Verstehen Sie Spass? Die Limmattaler Zeitung erlaubte sich in der Montagsausgabe einen Aprilscherz. Für die traditionsgemässe Erheiterung der Leserinnen und Leser am 1. April war ein Artikel mit dem Titel «Schönenwerdkreuzung erneut gesperrt» zu lesen. Die meistbefahrene Limmattaler Kreuzung müsse komplett gesperrt und der Belag aufgerissen werden, damit Archäologen eine Grabung vornehmen können, die 2018 beim Bau der Kreuzung vergessen ging. Alles Quatsch.

An dieser Stelle möchten wir dem kantonalen Tiefbauamt und dessen Mediensprecher Thomas Maag unseren besten Dank für die humorvolle Kooperation aussprechen. Diese ist umso verdankenswerter, als sich das Tiefbauamt 2018 im Limmattal so einiges anhören musste, als die echte Vollsperrung der Kreuzung für einen chaotischen Mega-Stau in Dietikon und der Region sorgte.

Er hoffe auf einen «spektakulären Fund» aus der Römerzeit, liess sich Maag zitieren. Zudem sagte er, wieso die archäologische Grabung 2018 vergessen gegangen war: «Es war ein Software-Fehler im Planungstool.» Auch diese Aussage war Mumpitz.

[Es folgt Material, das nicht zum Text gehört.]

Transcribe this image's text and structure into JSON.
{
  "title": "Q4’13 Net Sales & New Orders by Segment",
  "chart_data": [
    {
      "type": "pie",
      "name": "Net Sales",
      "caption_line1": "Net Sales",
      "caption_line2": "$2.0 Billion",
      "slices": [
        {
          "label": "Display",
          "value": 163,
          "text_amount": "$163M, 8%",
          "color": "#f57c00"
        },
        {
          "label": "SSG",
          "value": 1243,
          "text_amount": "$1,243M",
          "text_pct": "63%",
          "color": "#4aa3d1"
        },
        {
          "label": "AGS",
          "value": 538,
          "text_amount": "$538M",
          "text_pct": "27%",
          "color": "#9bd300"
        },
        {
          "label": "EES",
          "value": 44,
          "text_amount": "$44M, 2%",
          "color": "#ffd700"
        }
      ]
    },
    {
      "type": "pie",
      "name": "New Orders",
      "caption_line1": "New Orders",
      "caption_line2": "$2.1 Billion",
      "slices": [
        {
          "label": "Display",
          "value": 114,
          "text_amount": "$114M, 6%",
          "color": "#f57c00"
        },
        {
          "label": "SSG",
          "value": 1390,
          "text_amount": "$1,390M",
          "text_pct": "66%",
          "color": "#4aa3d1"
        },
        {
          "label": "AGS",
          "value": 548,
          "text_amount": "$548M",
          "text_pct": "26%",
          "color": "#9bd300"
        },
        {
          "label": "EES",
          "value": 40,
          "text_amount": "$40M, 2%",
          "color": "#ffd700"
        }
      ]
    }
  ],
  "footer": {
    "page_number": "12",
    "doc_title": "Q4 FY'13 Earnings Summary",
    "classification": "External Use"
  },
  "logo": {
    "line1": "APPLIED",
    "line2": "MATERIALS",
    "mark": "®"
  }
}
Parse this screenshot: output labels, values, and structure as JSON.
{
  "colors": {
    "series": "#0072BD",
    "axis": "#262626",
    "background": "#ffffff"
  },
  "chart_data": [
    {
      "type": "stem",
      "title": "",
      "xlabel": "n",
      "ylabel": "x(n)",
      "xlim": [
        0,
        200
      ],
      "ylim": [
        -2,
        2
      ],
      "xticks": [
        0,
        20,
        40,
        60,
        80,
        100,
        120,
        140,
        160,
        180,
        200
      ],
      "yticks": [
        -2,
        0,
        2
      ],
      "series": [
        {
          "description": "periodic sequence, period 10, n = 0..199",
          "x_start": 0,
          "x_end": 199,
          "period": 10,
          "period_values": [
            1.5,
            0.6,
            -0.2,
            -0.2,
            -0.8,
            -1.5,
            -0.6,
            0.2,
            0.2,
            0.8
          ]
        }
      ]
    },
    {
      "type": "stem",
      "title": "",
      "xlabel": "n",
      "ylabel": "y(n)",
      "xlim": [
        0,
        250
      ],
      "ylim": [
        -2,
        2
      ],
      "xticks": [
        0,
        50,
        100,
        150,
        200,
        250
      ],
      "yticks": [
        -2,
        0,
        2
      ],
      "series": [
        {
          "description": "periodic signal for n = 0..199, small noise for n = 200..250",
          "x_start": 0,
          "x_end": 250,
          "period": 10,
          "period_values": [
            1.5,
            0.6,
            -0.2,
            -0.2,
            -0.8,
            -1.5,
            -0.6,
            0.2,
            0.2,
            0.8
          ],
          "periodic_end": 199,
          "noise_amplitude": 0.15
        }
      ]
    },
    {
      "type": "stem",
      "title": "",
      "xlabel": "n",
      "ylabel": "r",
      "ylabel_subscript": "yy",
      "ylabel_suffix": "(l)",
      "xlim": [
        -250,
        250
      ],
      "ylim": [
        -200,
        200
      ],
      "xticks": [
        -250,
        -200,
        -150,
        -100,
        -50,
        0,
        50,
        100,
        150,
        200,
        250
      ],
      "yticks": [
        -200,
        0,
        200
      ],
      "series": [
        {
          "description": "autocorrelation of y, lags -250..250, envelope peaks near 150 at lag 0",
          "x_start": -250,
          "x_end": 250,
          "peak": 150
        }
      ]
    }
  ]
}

Aus der Leserschaft gab es Gratulationen für den Scherz und er wurde als «originell» gelobt. Eine Leserin schrieb aber, es sei ein «sehr schlechter» Scherz. Die Geschmäcker sind verschieden.

Klar ist: Niemand verirrte sich gestern, am 1. April um 14 Uhr an die Kreuzung, um den Kantonsarchäologen Fragen zu stellen. Davon haben wir uns vor Ort überzeugt.